Texas Housers opposes HUD’s proposed rule and demands that the agency stop its attack on civil rights and fair housing for which generations of civil rights leaders, grassroots groups, and advocates have fought.
The Fair Housing Act 1968 was signed into law to undo the devastating effects of government-sponsored Jim Crow segregation by outlawing racial discrimination in the sale and leasing of homes and unequal provision of public services. The law required HUD and all jurisdictions taking HUD grants to “affirmatively further fair housing.” That provision went undefined until under the Clinton administration, when HUD began requiring a fair housing analysis from every grantee. In 2015 the Obama administration bolstered the provision with the Affirmatively Furthering Fair Housing (AFFH) rule. AFFH requires jurisdictions that benefit from HUD grants to take meaningful actions toward addressing discrimination and residential segregation to promote inclusive, integrated communities. The rule sets forth guidelines and provides a tool for local and state officials to analyze patterns of housing segregation and establish actions to overcome them.
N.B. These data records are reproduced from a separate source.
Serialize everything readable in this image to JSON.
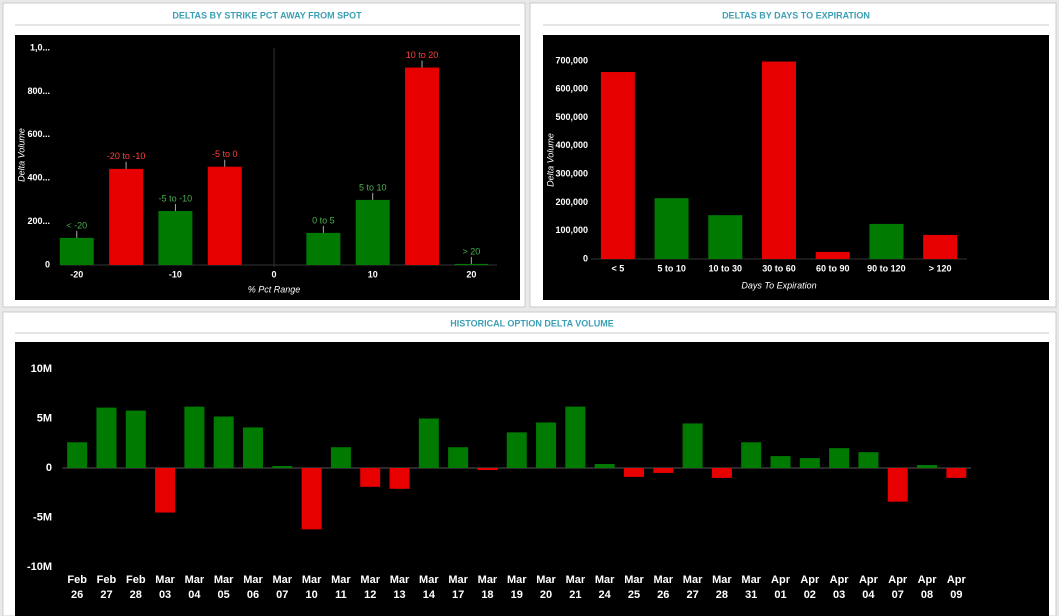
{
  "chart_data": [
    {
      "type": "bar",
      "title": "DELTAS BY STRIKE PCT AWAY FROM SPOT",
      "x": [
        -20,
        -15,
        -10,
        -5,
        5,
        10,
        15,
        20
      ],
      "labels": [
        "< -20",
        "-20 to -10",
        "-5 to -10",
        "-5 to 0",
        "0 to 5",
        "5 to 10",
        "10 to 20",
        "> 20"
      ],
      "values": [
        125,
        443,
        249,
        453,
        148,
        300,
        910,
        5
      ],
      "colors": [
        "#007a00",
        "#e60000",
        "#007a00",
        "#e60000",
        "#007a00",
        "#007a00",
        "#e60000",
        "#007a00"
      ],
      "label_colors": [
        "#4caf50",
        "#ff4040",
        "#4caf50",
        "#ff4040",
        "#4caf50",
        "#4caf50",
        "#ff4040",
        "#4caf50"
      ],
      "xlabel": "% Pct Range",
      "ylabel": "Delta Volume",
      "xlim": [
        -21.7,
        22.6
      ],
      "xticks": [
        -20,
        -10,
        0,
        10,
        20
      ],
      "ylim": [
        0,
        1000
      ],
      "yticks": [
        0,
        {
          "value": 200,
          "label": "200..."
        },
        {
          "value": 400,
          "label": "400..."
        },
        {
          "value": 600,
          "label": "600..."
        },
        {
          "value": 800,
          "label": "800..."
        },
        {
          "value": 1000,
          "label": "1,0..."
        }
      ]
    },
    {
      "type": "bar",
      "title": "DELTAS BY DAYS TO EXPIRATION",
      "categories": [
        "< 5",
        "5 to 10",
        "10 to 30",
        "30 to 60",
        "60 to 90",
        "90 to 120",
        "> 120"
      ],
      "values": [
        661000,
        215000,
        155000,
        698000,
        25000,
        124000,
        85000
      ],
      "colors": [
        "#e60000",
        "#007a00",
        "#007a00",
        "#e60000",
        "#e60000",
        "#007a00",
        "#e60000"
      ],
      "xlabel": "Days To Expiration",
      "ylabel": "Delta Volume",
      "ylim": [
        0,
        700000
      ],
      "yticks": [
        0,
        {
          "value": 100000,
          "label": "100,000"
        },
        {
          "value": 200000,
          "label": "200,000"
        },
        {
          "value": 300000,
          "label": "300,000"
        },
        {
          "value": 400000,
          "label": "400,000"
        },
        {
          "value": 500000,
          "label": "500,000"
        },
        {
          "value": 600000,
          "label": "600,000"
        },
        {
          "value": 700000,
          "label": "700,000"
        }
      ]
    },
    {
      "type": "bar",
      "title": "HISTORICAL OPTION DELTA VOLUME",
      "categories": [
        "Feb 26",
        "Feb 27",
        "Feb 28",
        "Mar 03",
        "Mar 04",
        "Mar 05",
        "Mar 06",
        "Mar 07",
        "Mar 10",
        "Mar 11",
        "Mar 12",
        "Mar 13",
        "Mar 14",
        "Mar 17",
        "Mar 18",
        "Mar 19",
        "Mar 20",
        "Mar 21",
        "Mar 24",
        "Mar 25",
        "Mar 26",
        "Mar 27",
        "Mar 28",
        "Mar 31",
        "Apr 01",
        "Apr 02",
        "Apr 03",
        "Apr 04",
        "Apr 07",
        "Apr 08",
        "Apr 09"
      ],
      "values": [
        2600000,
        6100000,
        5800000,
        -4500000,
        6200000,
        5200000,
        4100000,
        200000,
        -6200000,
        2100000,
        -1900000,
        -2100000,
        5000000,
        2100000,
        -200000,
        3600000,
        4600000,
        6200000,
        400000,
        -900000,
        -500000,
        4500000,
        -1000000,
        2600000,
        1200000,
        1000000,
        2000000,
        1600000,
        -3400000,
        300000,
        -1000000
      ],
      "positive_color": "#007a00",
      "negative_color": "#e60000",
      "ylim": [
        -10000000,
        10000000
      ],
      "yticks": [
        {
          "value": -10000000,
          "label": "-10M"
        },
        {
          "value": -5000000,
          "label": "-5M"
        },
        0,
        {
          "value": 5000000,
          "label": "5M"
        },
        {
          "value": 10000000,
          "label": "10M"
        }
      ]
    }
  ]
}
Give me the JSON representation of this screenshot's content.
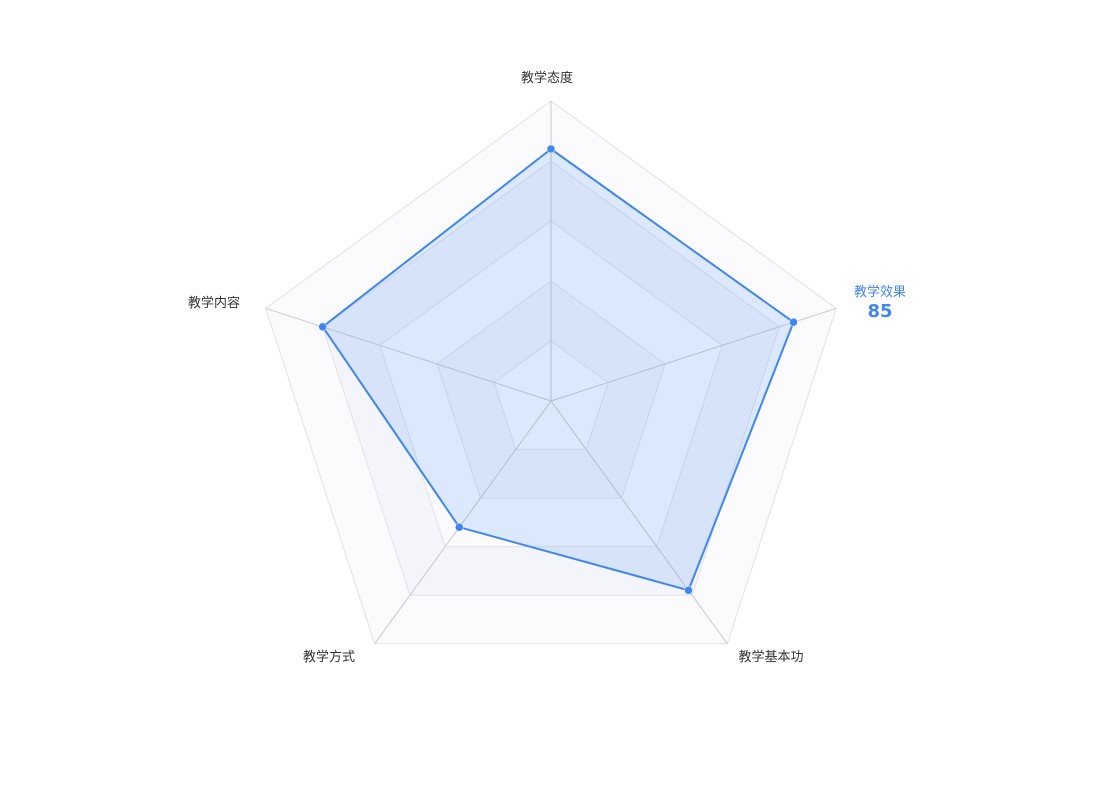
{
  "chart_data": {
    "type": "radar",
    "max": 100,
    "levels": 5,
    "indicators": [
      "教学态度",
      "教学效果",
      "教学基本功",
      "教学方式",
      "教学内容"
    ],
    "series": [
      {
        "values": [
          84,
          85,
          78,
          52,
          80
        ]
      }
    ],
    "highlight": {
      "index": 1,
      "label": "教学效果",
      "value": "85"
    },
    "colors": {
      "line": "#3f86f1",
      "area": "rgba(63,134,241,0.16)",
      "split_area_a": "#fbfbfd",
      "split_area_b": "#f3f5fb",
      "split_line": "#e2e2e6",
      "axis_line": "#c9c9cf"
    }
  }
}
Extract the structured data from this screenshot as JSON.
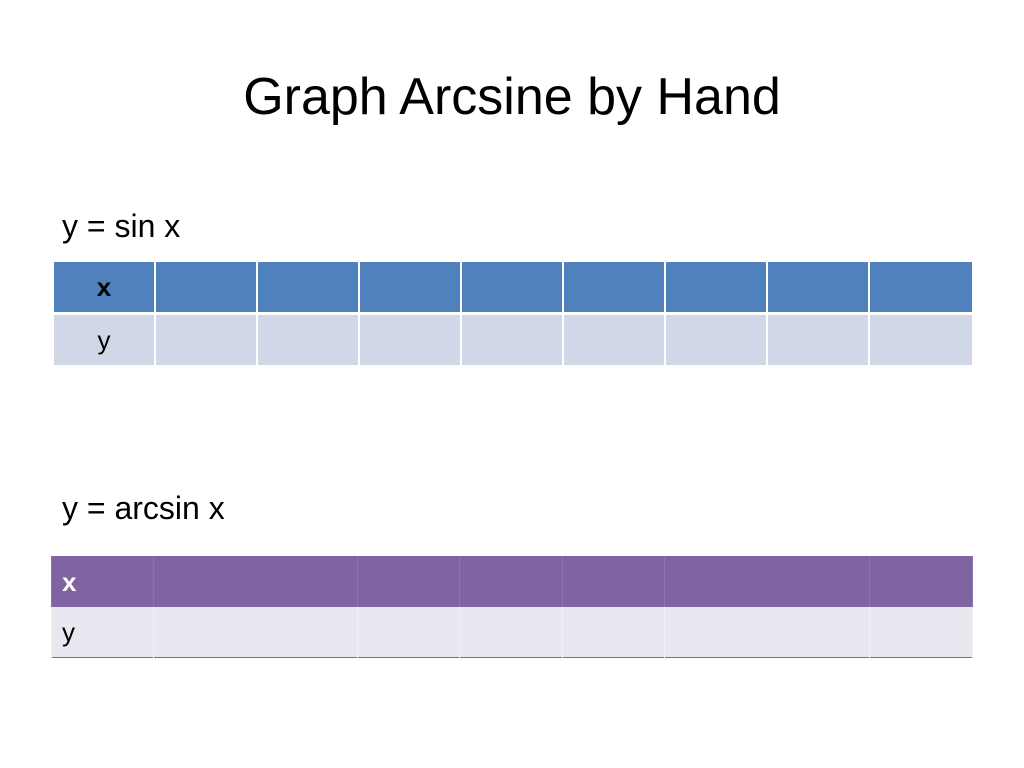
{
  "slide": {
    "title": "Graph Arcsine by Hand"
  },
  "sin_section": {
    "label": "y = sin x",
    "table": {
      "row_x_header": "x",
      "row_y_header": "y",
      "row_x_values": [
        "",
        "",
        "",
        "",
        "",
        "",
        "",
        ""
      ],
      "row_y_values": [
        "",
        "",
        "",
        "",
        "",
        "",
        "",
        ""
      ]
    }
  },
  "arcsin_section": {
    "label": "y = arcsin x",
    "table": {
      "row_x_header": "x",
      "row_y_header": "y",
      "row_x_values": [
        "",
        "",
        "",
        "",
        "",
        "",
        ""
      ],
      "row_y_values": [
        "",
        "",
        "",
        "",
        "",
        "",
        ""
      ]
    }
  },
  "colors": {
    "sin_header": "#4f81bd",
    "sin_row": "#d0d8e8",
    "arcsin_header": "#8064a2",
    "arcsin_row": "#ebe7f0"
  }
}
Secretary Ben Carson suspended the rule before full implementation and now the agency proposes erasing racial segregation and inequality from the definition of fair housing, and will no longer require such analysis from grantees. Rather than focusing on undoing the legacy of government’s role in creating and perpetuating racial segregation, HUD is using the rule to promote boosting the supply of affordable housing through deregulation, such as loosening labor requirements and environmental protections.
In essence, HUD’s theory of change is that if communities can produce more units of affordable housing, fair housing will be accomplished.
From years of experience in communities across Texas, we know this is not a sound theory. In Houston, for example, developers have created hundreds of affordable units supported by tax credits. However every single one of these units is located in communities of color, often in areas of concentrated poverty. Boosting the supply of affordable housing does not atone for continued segregation. It also does not make amends for the disparities in economic opportunity and health that have been caused by racial segregation.
HUD states in its rationale for the rule change that addressing segregation and discrimination in cities is too big of a burden for cities to bear. There is no doubt that addressing years of systemic racism requires time, effort, and community cooperation, but this burden is small compared to that borne by communities of color. For years, our federal and local governments have excluded people of color from neighborhoods and walled them off from access to opportunity. And now, the federal government refuses to do the bare minimum to help communities reckon with the enduring legacy of Jim Crow. We can’t allow HUD to break our nation’s promise of equality for all.
In 1968, President Lyndon B. Johnson said after he signed the Fair Housing Act into law, that the bill had a long and stormy trip, but at last he was signing into law the promises of a century. That journey — and those promises — are at risk of being abandoned. However, Texas Housers and the communities we work with will continue to defend civil rights and the steps of progress made toward more just communities.